SARS is highly infectious among close contacts. Although the predominant pathology of SARS involves the lungs, other organs can be involved with the SARS coronavirus.24 An accurate and rapid diagnostic test will be of great importance for managing this disease in the future. Until such a diagnostic test is available, a clear picture of the clinical presentation of SARS should help physicians recognize this condition. Early recognition, prompt isolation, and appropriate supportive therapy are the keys to reducing the mortality and morbidity associated with this potentially deadly infection.

CONCLUSION

The clinical course of our 14 patients with hospital-acquired SARS consisted of atypical pneumonia associated with lymphopenia, elevated serum levels of LDH, rapid clinical progression, and lack of response to empirical antibiotic therapy.
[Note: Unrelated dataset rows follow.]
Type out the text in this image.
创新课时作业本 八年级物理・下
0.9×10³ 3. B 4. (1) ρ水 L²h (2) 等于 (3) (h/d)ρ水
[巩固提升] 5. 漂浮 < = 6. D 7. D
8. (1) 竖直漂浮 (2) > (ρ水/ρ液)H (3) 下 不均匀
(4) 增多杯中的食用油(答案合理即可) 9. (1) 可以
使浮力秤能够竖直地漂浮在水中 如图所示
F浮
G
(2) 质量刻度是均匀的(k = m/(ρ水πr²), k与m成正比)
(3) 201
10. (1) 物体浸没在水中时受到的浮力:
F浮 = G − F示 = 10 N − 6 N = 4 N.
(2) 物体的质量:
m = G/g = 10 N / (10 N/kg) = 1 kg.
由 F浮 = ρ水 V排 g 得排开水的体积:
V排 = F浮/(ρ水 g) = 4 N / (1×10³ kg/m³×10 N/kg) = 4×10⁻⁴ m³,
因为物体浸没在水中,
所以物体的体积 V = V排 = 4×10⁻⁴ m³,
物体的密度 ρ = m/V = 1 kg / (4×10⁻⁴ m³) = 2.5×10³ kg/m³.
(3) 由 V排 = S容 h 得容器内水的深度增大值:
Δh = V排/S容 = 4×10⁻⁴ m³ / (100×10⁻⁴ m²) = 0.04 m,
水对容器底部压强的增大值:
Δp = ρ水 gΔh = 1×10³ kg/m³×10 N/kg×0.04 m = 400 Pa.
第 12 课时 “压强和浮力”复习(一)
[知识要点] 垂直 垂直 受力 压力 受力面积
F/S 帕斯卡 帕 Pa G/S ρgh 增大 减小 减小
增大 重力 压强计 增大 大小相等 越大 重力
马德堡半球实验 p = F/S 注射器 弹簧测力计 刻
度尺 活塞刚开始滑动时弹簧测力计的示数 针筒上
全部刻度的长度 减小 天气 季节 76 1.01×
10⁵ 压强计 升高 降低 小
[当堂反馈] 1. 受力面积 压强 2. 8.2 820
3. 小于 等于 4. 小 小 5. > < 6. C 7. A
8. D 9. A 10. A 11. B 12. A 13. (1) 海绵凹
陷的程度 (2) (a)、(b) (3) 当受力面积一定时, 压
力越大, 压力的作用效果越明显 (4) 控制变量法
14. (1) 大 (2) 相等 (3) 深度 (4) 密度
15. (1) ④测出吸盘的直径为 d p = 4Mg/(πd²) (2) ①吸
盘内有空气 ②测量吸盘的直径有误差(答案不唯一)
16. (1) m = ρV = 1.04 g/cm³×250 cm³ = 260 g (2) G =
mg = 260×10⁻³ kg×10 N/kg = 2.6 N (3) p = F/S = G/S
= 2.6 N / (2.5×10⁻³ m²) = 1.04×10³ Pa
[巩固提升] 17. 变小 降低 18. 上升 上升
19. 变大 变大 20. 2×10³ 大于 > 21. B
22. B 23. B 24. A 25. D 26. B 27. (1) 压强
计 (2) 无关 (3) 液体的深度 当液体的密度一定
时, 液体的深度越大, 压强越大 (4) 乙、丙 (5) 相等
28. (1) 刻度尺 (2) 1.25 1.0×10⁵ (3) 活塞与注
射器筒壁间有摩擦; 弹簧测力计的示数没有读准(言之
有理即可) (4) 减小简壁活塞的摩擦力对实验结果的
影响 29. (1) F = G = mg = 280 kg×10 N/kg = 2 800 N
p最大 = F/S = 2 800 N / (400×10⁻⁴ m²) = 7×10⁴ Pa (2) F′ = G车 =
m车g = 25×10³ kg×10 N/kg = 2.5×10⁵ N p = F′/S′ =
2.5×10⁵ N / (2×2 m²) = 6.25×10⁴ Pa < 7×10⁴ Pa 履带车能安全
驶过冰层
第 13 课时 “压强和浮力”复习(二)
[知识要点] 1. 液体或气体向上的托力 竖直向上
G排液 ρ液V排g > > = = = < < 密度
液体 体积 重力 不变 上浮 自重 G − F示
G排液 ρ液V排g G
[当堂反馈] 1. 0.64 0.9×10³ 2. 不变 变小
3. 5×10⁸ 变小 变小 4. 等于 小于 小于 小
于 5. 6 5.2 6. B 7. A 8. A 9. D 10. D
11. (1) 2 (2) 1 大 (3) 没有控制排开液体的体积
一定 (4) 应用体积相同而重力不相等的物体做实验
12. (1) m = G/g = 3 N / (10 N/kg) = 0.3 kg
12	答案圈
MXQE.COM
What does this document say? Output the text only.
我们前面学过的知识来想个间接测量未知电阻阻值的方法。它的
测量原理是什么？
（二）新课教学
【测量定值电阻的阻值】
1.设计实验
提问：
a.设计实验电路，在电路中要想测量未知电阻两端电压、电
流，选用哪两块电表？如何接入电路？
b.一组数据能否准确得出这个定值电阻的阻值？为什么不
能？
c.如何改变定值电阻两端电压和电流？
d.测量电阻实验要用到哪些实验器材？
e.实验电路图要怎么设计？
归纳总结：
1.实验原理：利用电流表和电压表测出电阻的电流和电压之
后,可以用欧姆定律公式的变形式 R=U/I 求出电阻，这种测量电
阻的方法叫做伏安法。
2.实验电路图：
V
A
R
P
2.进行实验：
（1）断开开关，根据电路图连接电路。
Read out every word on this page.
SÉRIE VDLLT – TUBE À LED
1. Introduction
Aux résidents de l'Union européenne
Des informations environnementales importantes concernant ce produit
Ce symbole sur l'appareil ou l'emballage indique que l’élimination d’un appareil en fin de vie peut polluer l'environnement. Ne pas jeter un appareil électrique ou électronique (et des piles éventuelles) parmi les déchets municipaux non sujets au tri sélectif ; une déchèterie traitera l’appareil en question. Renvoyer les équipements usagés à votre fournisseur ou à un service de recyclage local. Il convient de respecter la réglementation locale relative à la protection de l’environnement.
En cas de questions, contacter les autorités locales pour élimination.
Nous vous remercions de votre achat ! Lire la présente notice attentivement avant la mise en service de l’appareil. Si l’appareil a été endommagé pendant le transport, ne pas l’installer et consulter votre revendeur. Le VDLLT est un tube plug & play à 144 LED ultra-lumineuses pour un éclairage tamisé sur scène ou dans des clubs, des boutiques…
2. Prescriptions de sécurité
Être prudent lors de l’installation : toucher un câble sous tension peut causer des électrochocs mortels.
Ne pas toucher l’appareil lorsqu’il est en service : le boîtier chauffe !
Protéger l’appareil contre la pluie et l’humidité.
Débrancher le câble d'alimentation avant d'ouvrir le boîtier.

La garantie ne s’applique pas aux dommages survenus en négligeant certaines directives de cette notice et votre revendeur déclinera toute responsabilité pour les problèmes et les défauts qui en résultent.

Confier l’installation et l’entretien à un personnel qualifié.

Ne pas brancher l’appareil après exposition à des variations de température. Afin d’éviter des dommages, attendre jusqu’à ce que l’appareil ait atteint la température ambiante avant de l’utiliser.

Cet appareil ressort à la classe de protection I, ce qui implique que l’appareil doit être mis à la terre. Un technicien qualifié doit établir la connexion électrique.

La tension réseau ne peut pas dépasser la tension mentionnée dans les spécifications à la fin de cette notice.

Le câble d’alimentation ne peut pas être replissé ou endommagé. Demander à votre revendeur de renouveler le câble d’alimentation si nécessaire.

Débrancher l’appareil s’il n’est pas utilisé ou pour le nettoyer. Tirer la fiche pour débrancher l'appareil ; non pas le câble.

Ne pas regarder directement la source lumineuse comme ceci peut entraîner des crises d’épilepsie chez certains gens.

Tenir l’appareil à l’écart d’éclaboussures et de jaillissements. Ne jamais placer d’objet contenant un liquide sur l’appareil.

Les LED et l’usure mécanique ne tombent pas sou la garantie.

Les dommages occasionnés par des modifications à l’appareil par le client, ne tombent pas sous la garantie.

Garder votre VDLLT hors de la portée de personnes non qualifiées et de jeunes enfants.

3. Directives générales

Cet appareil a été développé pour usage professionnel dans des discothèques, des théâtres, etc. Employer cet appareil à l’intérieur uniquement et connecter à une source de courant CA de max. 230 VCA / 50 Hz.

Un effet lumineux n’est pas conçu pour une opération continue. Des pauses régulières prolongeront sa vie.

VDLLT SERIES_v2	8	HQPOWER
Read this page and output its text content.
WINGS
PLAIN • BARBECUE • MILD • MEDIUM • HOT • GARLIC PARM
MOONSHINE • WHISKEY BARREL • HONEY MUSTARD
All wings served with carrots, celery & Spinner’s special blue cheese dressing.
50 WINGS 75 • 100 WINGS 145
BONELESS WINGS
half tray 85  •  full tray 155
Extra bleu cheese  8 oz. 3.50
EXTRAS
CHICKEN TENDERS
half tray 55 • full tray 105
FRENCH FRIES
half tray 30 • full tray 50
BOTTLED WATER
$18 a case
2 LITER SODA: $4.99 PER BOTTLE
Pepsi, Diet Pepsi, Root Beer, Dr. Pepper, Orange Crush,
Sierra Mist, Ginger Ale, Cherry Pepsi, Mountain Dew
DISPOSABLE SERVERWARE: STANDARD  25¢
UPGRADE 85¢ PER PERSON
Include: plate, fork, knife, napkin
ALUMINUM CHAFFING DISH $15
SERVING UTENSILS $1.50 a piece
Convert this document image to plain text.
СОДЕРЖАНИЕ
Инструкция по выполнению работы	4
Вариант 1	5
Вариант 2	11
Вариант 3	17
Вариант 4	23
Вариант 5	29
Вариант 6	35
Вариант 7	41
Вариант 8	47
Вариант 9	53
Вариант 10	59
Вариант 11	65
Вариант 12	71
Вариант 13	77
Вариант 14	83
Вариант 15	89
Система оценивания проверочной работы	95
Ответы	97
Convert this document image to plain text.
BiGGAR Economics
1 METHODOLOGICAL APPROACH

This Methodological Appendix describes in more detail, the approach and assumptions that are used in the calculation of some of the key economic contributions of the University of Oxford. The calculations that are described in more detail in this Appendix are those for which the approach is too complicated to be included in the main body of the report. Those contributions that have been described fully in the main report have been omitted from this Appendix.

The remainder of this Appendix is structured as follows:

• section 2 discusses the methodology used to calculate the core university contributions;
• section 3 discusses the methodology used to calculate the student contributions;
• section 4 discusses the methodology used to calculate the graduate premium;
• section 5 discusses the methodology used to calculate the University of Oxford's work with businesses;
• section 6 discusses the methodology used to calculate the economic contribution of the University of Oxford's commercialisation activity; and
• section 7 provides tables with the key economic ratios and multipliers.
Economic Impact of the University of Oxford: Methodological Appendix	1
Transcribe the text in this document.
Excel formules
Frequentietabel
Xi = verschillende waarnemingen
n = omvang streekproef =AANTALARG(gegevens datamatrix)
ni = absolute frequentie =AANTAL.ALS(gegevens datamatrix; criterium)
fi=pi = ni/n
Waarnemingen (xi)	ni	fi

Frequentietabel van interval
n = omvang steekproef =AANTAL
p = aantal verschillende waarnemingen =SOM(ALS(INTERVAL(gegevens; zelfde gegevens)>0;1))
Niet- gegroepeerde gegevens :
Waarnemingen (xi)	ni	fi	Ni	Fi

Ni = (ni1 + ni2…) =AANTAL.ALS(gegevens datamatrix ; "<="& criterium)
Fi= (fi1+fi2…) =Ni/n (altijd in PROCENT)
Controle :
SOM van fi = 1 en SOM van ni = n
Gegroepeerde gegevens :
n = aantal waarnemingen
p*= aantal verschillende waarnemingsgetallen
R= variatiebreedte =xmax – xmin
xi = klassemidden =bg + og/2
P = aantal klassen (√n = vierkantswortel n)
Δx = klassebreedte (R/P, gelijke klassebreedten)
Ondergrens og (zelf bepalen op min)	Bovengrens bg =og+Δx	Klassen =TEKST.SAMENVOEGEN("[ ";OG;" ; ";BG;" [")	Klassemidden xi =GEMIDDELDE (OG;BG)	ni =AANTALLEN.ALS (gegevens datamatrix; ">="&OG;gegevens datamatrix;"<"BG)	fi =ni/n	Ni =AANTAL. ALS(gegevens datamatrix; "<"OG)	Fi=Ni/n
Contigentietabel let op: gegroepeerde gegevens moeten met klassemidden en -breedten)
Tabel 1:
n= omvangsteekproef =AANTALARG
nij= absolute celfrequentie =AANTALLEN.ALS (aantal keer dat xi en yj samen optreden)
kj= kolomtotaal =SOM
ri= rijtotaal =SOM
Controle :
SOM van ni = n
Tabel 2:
Substantially increased levels of LDH and CRP correlated with severe disease that required mechanical ventilation. In those who needed mechanical ventilatory support, pulmonary function was only mildly decreased 6 to 8 months after onset of SARS.

Acknowledgments

We are indebted to the frontline medical and nursing staff who demonstrated selfless and heroic devotion to duty in the face of this SARS outbreak despite the potential threat to their own lives and those of their family members.